- 17 Jul 2024
- 6 Minutes to read
- PDF
Getting Started with Snowflake
- Updated on 17 Jul 2024
- 6 Minutes to read
- PDF
Overview
Validatar works very well with Snowflake and was set up to seamlessly integrate the two. In this article, you'll learn what you need to do to get the most out of your Validatar and Snowflake connections.
In this article, we'll take a look at
Defining a Snowflake Data Processing Engine
Creating a Snowflake Data Source
Configuring permissions, metadata ingestion, and data profiling
Creating a Snowflake DQ Monitoring Quick Start Project
Quick help for Snowflake migration projects
Snowflake Data Processing Engine
To begin, it is important to explore the benefits of utilizing Snowflake for your test storage and execution in Validatar. With Validatar powered by Snowflake, you can harness the full potential of Snowflake for all your data quality assurance activities. For a deeper understanding of the technical architecture behind Validatar powered by Snowflake, please refer to Powered by Snowflake.
By default, Validatar employs its built-in engine for executing tests and profiles, storing the corresponding results in the local Validatar database. However, you have the flexibility to manage and modify the engine type and storage location for each data source to use Snowflake instead. Before proceeding, you need to create the data processing engine. If you opt for using Snowflake as the engine, you must utilize Snowflake as the storage location as well.
Create the Data Processing Engine
To create the Data Processing Engine:
Have an admin user navigate to Settings > Data Processing Engines.
Click New Engine.
Enter the engine name.
We recommend combining the expected Engine Type and Storage Location for easy identification during data source setup. For instance, you can use "Built-In + Snowflake Storage" to indicate the utilization of the built-in Validatar engine with results stored in Snowflake.
Choose the Built-In or Snowflake for the Engine Type.
Choose Snowflake as the Storage Location.
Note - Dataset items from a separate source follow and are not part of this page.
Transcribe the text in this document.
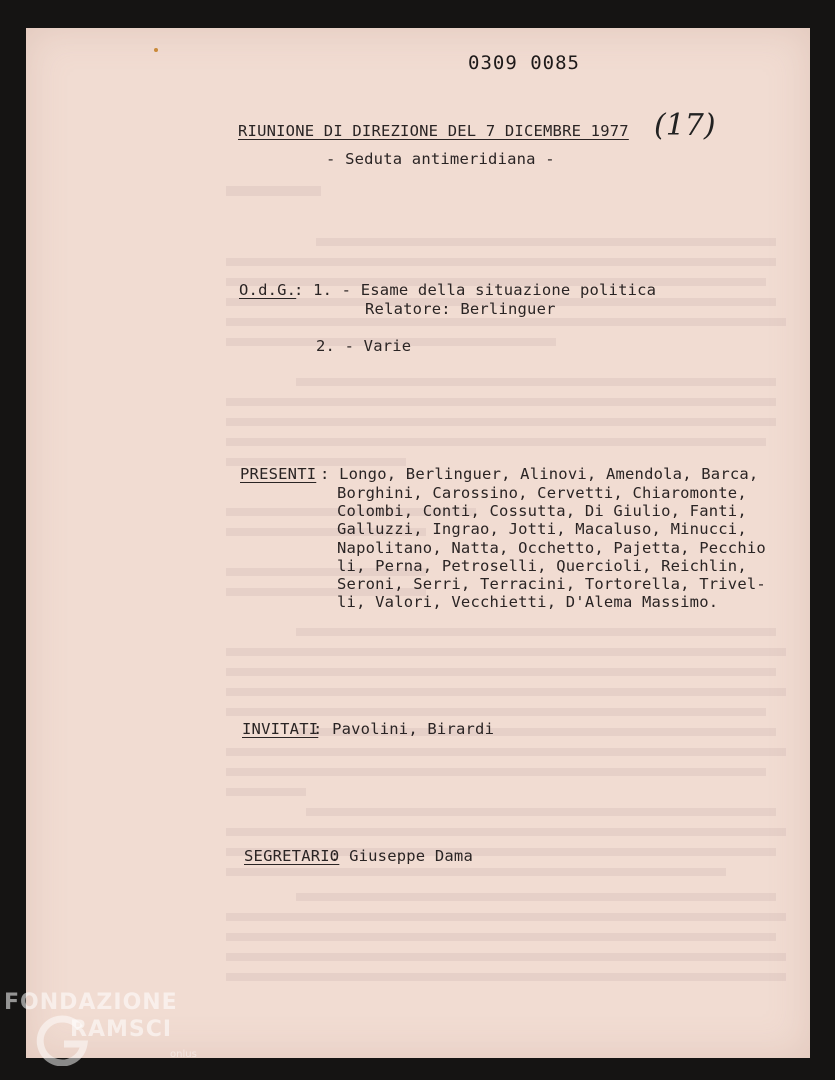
0309 0085
RIUNIONE DI DIREZIONE DEL 7 DICEMBRE 1977 (17)
- Seduta antimeridiana -
O.d.G.
: 1. - Esame della situazione politica
Relatore: Berlinguer
2. - Varie
PRESENTI : Longo, Berlinguer, Alinovi, Amendola, Barca,
Borghini, Carossino, Cervetti, Chiaromonte,
Colombi, Conti, Cossutta, Di Giulio, Fanti,
Galluzzi, Ingrao, Jotti, Macaluso, Minucci,
Napolitano, Natta, Occhetto, Pajetta, Pecchio
li, Perna, Petroselli, Quercioli, Reichlin,
Seroni, Serri, Terracini, Tortorella, Trivel-
li, Valori, Vecchietti, D'Alema Massimo.
INVITATI
: Pavolini, Birardi
SEGRETARIO
: Giuseppe Dama
FONDAZIONE
RAMSCI
onlus
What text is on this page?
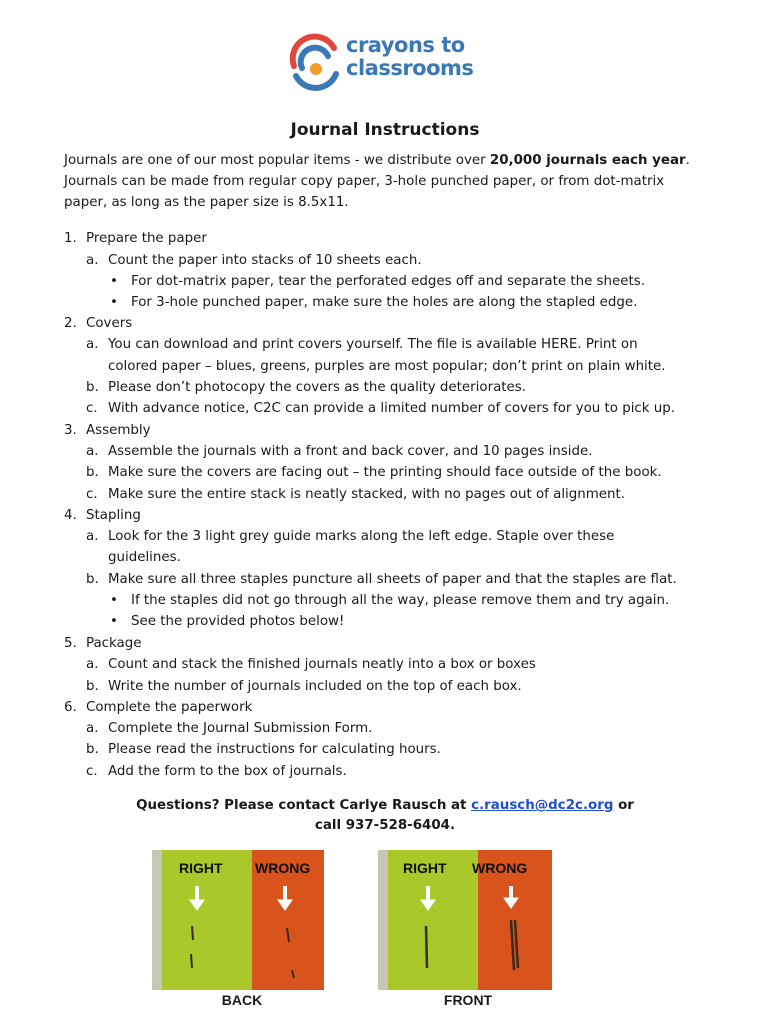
crayons to
classrooms
Journal Instructions
Journals are one of our most popular items - we distribute over 20,000 journals each year. Journals can be made from regular copy paper, 3-hole punched paper, or from dot-matrix paper, as long as the paper size is 8.5x11.
1. Prepare the paper
a. Count the paper into stacks of 10 sheets each.
• For dot-matrix paper, tear the perforated edges off and separate the sheets.
• For 3-hole punched paper, make sure the holes are along the stapled edge.
2. Covers
a. You can download and print covers yourself. The file is available HERE. Print on
colored paper – blues, greens, purples are most popular; don’t print on plain white.
b. Please don’t photocopy the covers as the quality deteriorates.
c. With advance notice, C2C can provide a limited number of covers for you to pick up.
3. Assembly
a. Assemble the journals with a front and back cover, and 10 pages inside.
b. Make sure the covers are facing out – the printing should face outside of the book.
c. Make sure the entire stack is neatly stacked, with no pages out of alignment.
4. Stapling
a. Look for the 3 light grey guide marks along the left edge. Staple over these
guidelines.
b. Make sure all three staples puncture all sheets of paper and that the staples are flat.
• If the staples did not go through all the way, please remove them and try again.
• See the provided photos below!
5. Package
a. Count and stack the finished journals neatly into a box or boxes
b. Write the number of journals included on the top of each box.
6. Complete the paperwork
a. Complete the Journal Submission Form.
b. Please read the instructions for calculating hours.
c. Add the form to the box of journals.
Questions? Please contact Carlye Rausch at c.rausch@dc2c.org or
call 937-528-6404.
RIGHT WRONG
BACK
RIGHT WRONG
FRONT
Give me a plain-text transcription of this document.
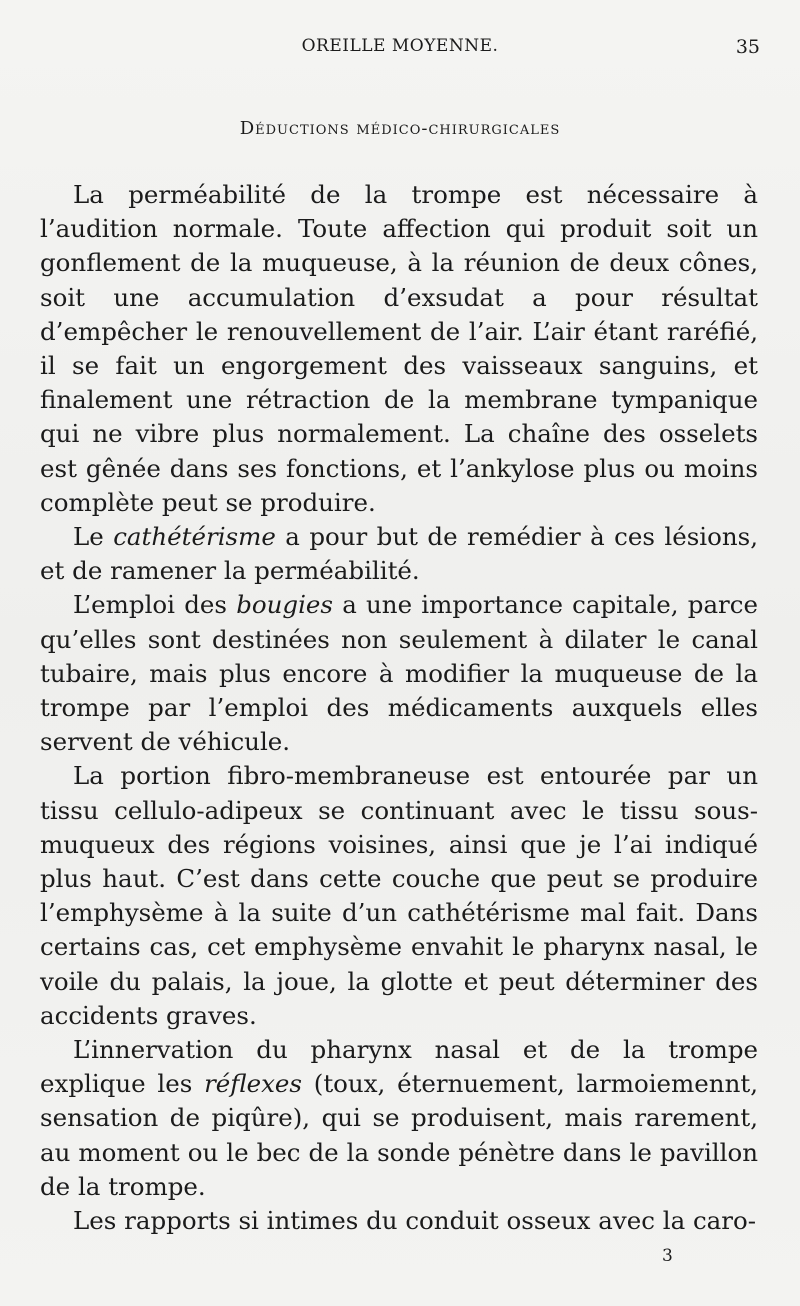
OREILLE MOYENNE.	35
Déductions médico-chirurgicales

La perméabilité de la trompe est nécessaire à l’audition normale. Toute affection qui produit soit un gonflement de la muqueuse, à la réunion de deux cônes, soit une accumulation d’exsudat a pour résultat d’empêcher le renouvellement de l’air. L’air étant raréfié, il se fait un engorgement des vaisseaux sanguins, et finalement une rétraction de la membrane tympanique qui ne vibre plus normalement. La chaîne des osselets est gênée dans ses fonctions, et l’ankylose plus ou moins complète peut se produire.

Le cathétérisme a pour but de remédier à ces lésions, et de ramener la perméabilité.

L’emploi des bougies a une importance capitale, parce qu’elles sont destinées non seulement à dilater le canal tubaire, mais plus encore à modifier la muqueuse de la trompe par l’emploi des médicaments auxquels elles servent de véhicule.

La portion fibro-membraneuse est entourée par un tissu cellulo-adipeux se continuant avec le tissu sous-muqueux des régions voisines, ainsi que je l’ai indiqué plus haut. C’est dans cette couche que peut se produire l’emphysème à la suite d’un cathétérisme mal fait. Dans certains cas, cet emphysème envahit le pharynx nasal, le voile du palais, la joue, la glotte et peut déterminer des accidents graves.

L’innervation du pharynx nasal et de la trompe explique les réflexes (toux, éternuement, larmoiemennt, sensation de piqûre), qui se produisent, mais rarement, au moment ou le bec de la sonde pénètre dans le pavillon de la trompe.

Les rapports si intimes du conduit osseux avec la caro-

3
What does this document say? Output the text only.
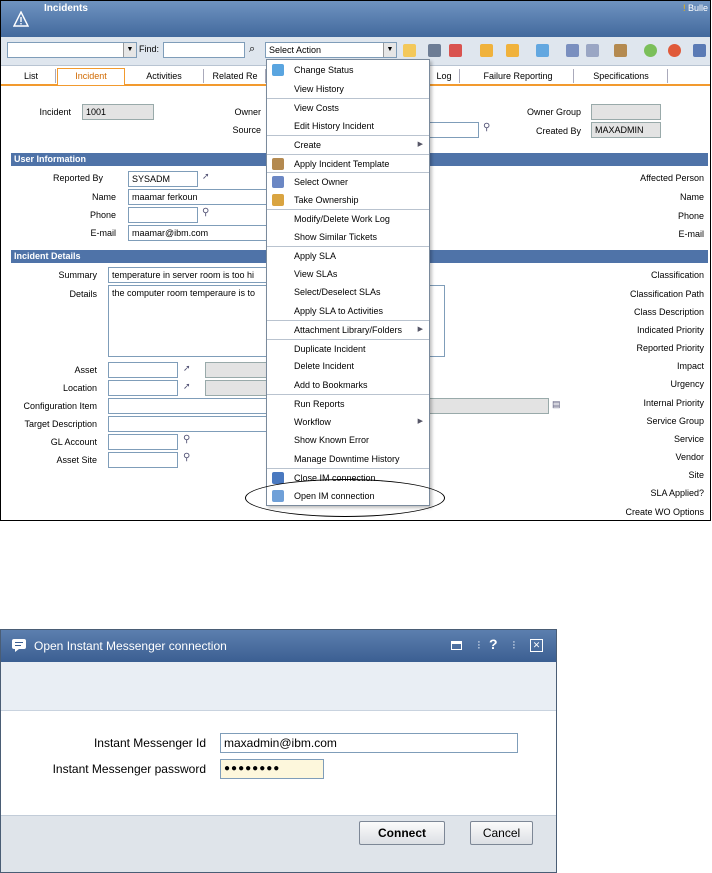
Incidents	! Bulle
▼ Find:	⌕	Select Action	▼
List	Incident	Activities	Related Re	Log	Failure Reporting	Specifications
Incident	1001	Owner
Source	⚲
Owner Group
Created By	MAXADMIN
User Information
Reported By	SYSADM	➚
Name	maamar ferkoun
Phone	⚲
E-mail	maamar@ibm.com
Affected Person
Name
Phone
E-mail
Incident Details
Summary	temperature in server room is too hi
Details	the computer room temperaure is to
Asset	➚
Location	➚
Configuration Item	▤
Target Description
GL Account	⚲
Asset Site	⚲
Classification
Classification Path
Class Description
Indicated Priority
Reported Priority
Impact
Urgency
Internal Priority
Service Group
Service
Vendor
Site
SLA Applied?
Create WO Options
Change Status
View History
View Costs
Edit History Incident
Create	▶
Apply Incident Template
Select Owner
Take Ownership
Modify/Delete Work Log
Show Similar Tickets
Apply SLA
View SLAs
Select/Deselect SLAs
Apply SLA to Activities
Attachment Library/Folders ▶
Duplicate Incident
Delete Incident
Add to Bookmarks
Run Reports
Workflow	▶
Show Known Error
Manage Downtime History
Close IM connection
Open IM connection
Open Instant Messenger connection	⁝ ? ⁝	✕
Instant Messenger Id	maxadmin@ibm.com
Instant Messenger password	●●●●●●●●
Connect	Cancel
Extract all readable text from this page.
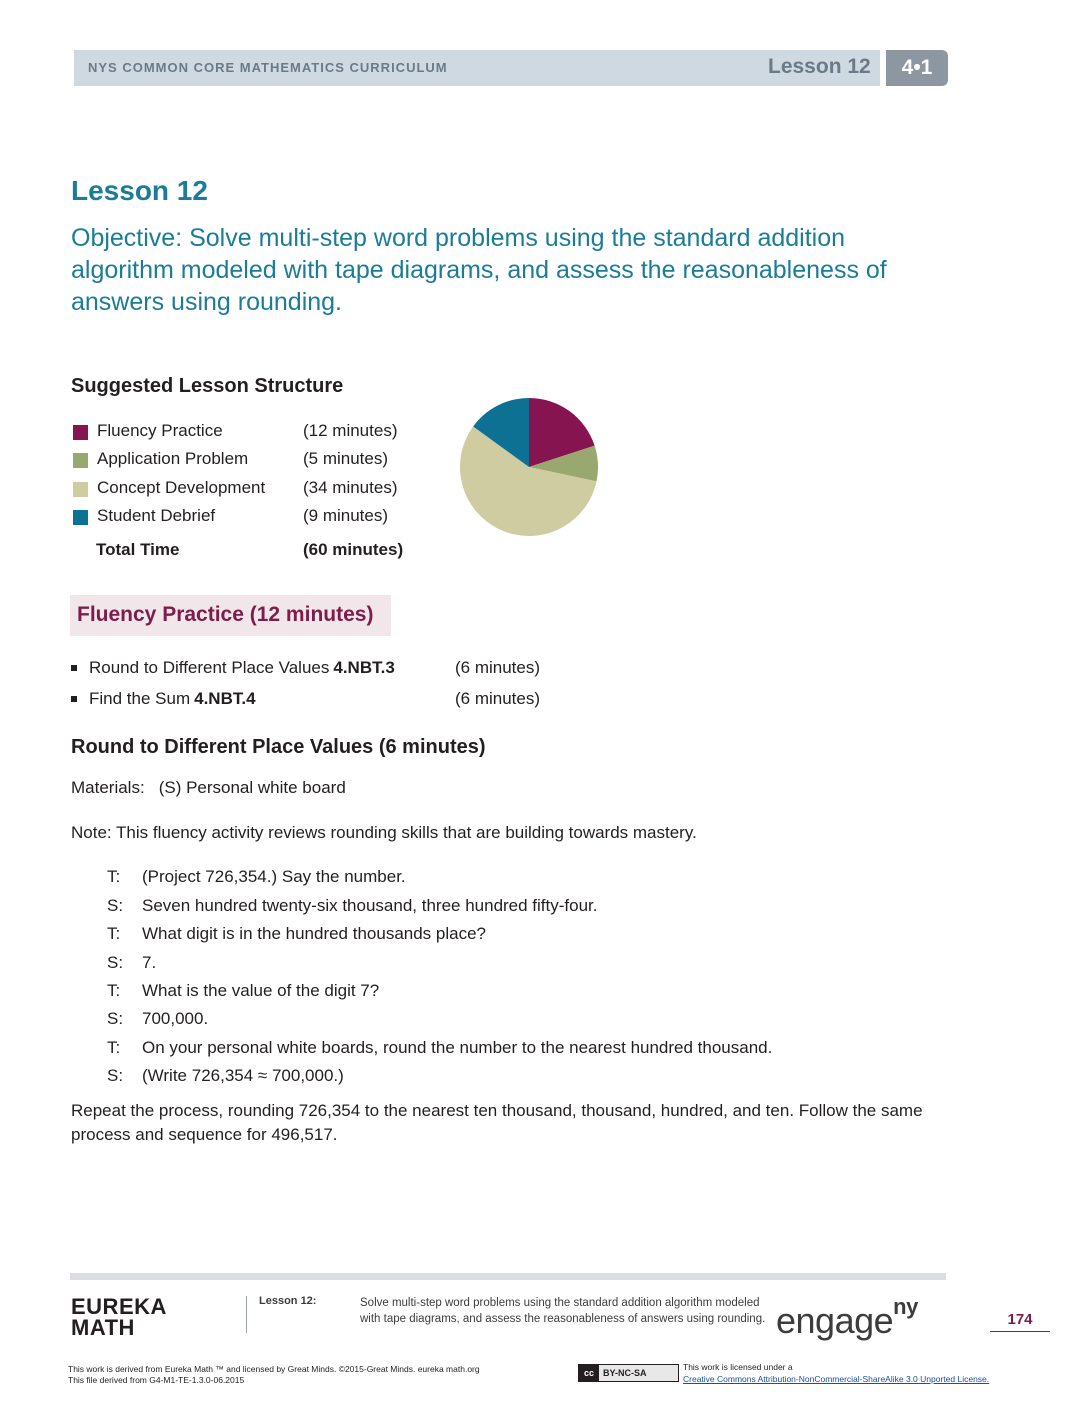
NYS COMMON CORE MATHEMATICS CURRICULUM	Lesson 12	4•1
Lesson 12
Objective: Solve multi-step word problems using the standard addition algorithm modeled with tape diagrams, and assess the reasonableness of answers using rounding.
Suggested Lesson Structure
Fluency Practice	(12 minutes)
Application Problem	(5 minutes)
Concept Development (34 minutes)
Student Debrief	(9 minutes)
Total Time	(60 minutes)
Fluency Practice (12 minutes)
Round to Different Place Values 4.NBT.3	(6 minutes)
Find the Sum 4.NBT.4	(6 minutes)
Round to Different Place Values (6 minutes)
Materials: (S) Personal white board
Note: This fluency activity reviews rounding skills that are building towards mastery.
T: (Project 726,354.) Say the number.
S: Seven hundred twenty-six thousand, three hundred fifty-four.
T: What digit is in the hundred thousands place?
S: 7.
T: What is the value of the digit 7?
S: 700,000.
T: On your personal white boards, round the number to the nearest hundred thousand.
S: (Write 726,354 ≈ 700,000.)
Repeat the process, rounding 726,354 to the nearest ten thousand, thousand, hundred, and ten. Follow the same process and sequence for 496,517.
EUREKA
MATH
Lesson 12:	Solve multi-step word problems using the standard addition algorithm modeled with tape diagrams, and assess the reasonableness of answers using rounding. engage$^{ny}$
174
This work is derived from Eureka Math ™ and licensed by Great Minds. ©2015-Great Minds. eureka math.org
This file derived from G4-M1-TE-1.3.0-06.2015
cc BY-NC-SA
This work is licensed under a
Creative Commons Attribution-NonCommercial-ShareAlike 3.0 Unported License.
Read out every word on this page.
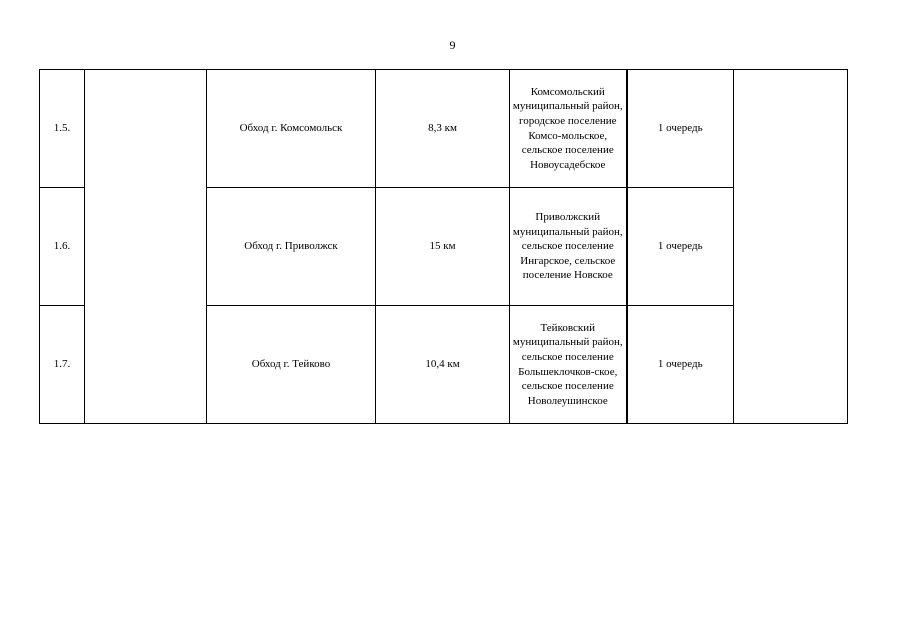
9
1.5.		Обход г. Комсомольск	8,3 км	Комсомольский муниципальный район, городское поселение Комсо-мольское, сельское поселение Новоусадебское	1 очередь	
1.6.		Обход г. Приволжск	15 км	Приволжский муниципальный район, сельское поселение Ингарское, сельское поселение Новское	1 очередь	
1.7.		Обход г. Тейково	10,4 км	Тейковский муниципальный район, сельское поселение Большеклочков-ское, сельское поселение Новолеушинское	1 очередь	
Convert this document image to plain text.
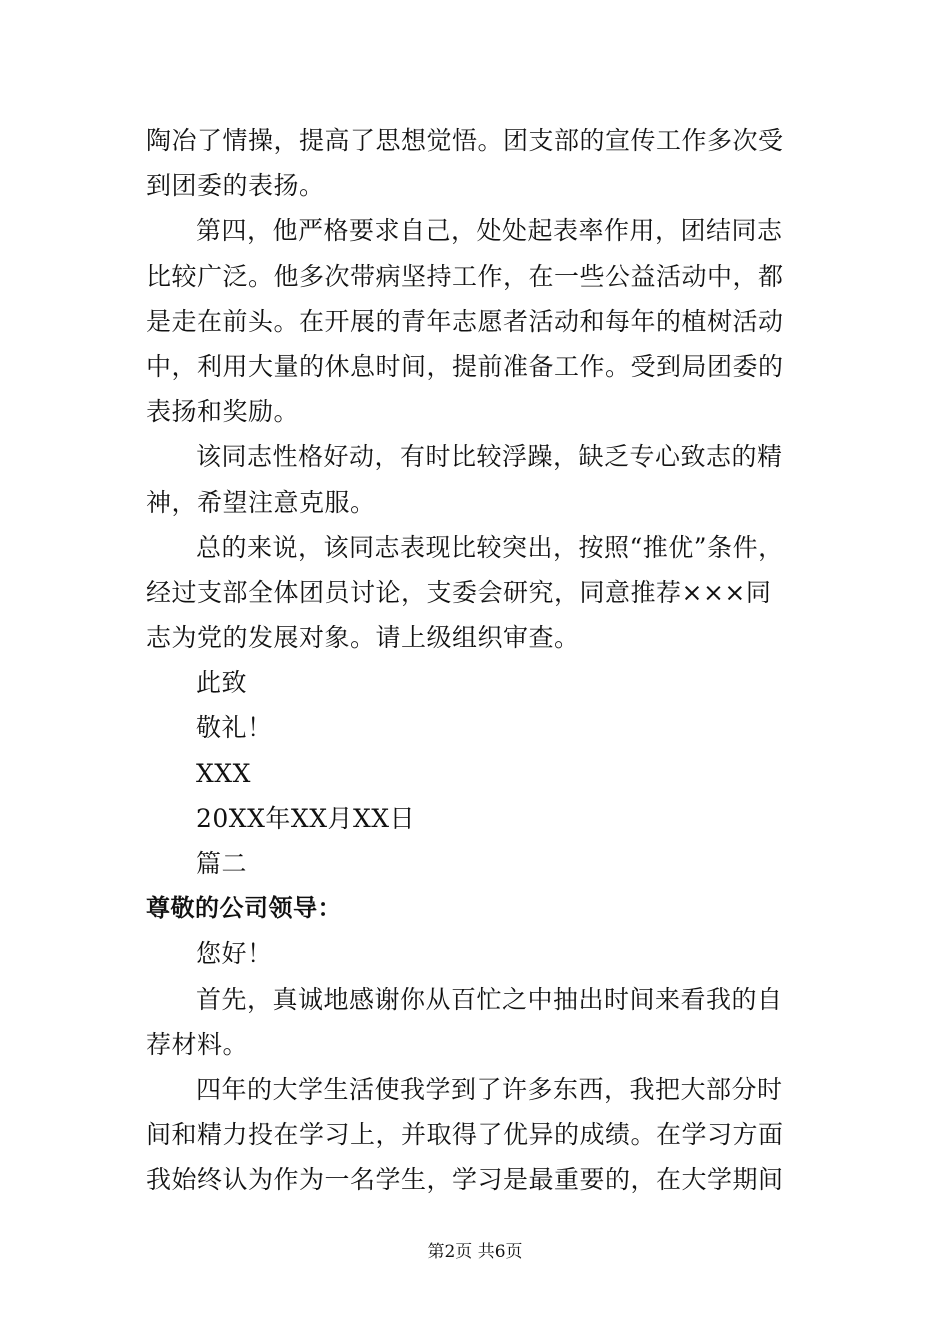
陶冶了情操，提高了思想觉悟。团支部的宣传工作多次受
到团委的表扬。
第四，他严格要求自己，处处起表率作用，团结同志
比较广泛。他多次带病坚持工作，在一些公益活动中，都
是走在前头。在开展的青年志愿者活动和每年的植树活动
中，利用大量的休息时间，提前准备工作。受到局团委的
表扬和奖励。
该同志性格好动，有时比较浮躁，缺乏专心致志的精
神，希望注意克服。
总的来说，该同志表现比较突出，按照“推优”条件，
经过支部全体团员讨论，支委会研究，同意推荐×××同
志为党的发展对象。请上级组织审查。
此致
敬礼！
XXX
20XX年XX月XX日
篇二
尊敬的公司领导：
您好！
首先，真诚地感谢你从百忙之中抽出时间来看我的自
荐材料。
四年的大学生活使我学到了许多东西，我把大部分时
间和精力投在学习上，并取得了优异的成绩。在学习方面
我始终认为作为一名学生，学习是最重要的，在大学期间
第2页 共6页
Configure the Snowflake Connection
All parameters must be configured for the connection, but Validatar simplifies the process by offering default names. If you choose to modify any of the names, keep in mind that the objects do not need to exist beforehand. During this configuration, the Snowflake setup will automatically create the required Snowflake objects based on your defined specifications.
Connection Parameters | Description |
---|---|
Account Name | The account name is found in the URL used to log into Snowflake, excluding "https://" and ".snowflakecomputing.com". The account name must include the region. |
Database Name | The database that will store the test and profile results. The default is VALIDATAR. |
Schema Name | The schema that will store the test and profile results. The default is RESULTS. |
Role Name | The role used to manage the Validatar-Snowflake storage. The role cannot be one of the following Snowflake system-define roles:
The default is VALIDATAR_ROLE. |
Username | The username for the account that will manage the Validatar-Snowflake storage. The default is VALIDATAR_USER. |
Warehouse Name | The warehouse that will store the test and profile results. The warehouse does not have to exist. The default is VALIDATAR_WAREHOUSE. |
Configure Snowflake
After entering all of the required fields, you'll need to run the Setup Script to create the necessary Snowflake objects (user, role, warehouse, schema, and database) for Validatar.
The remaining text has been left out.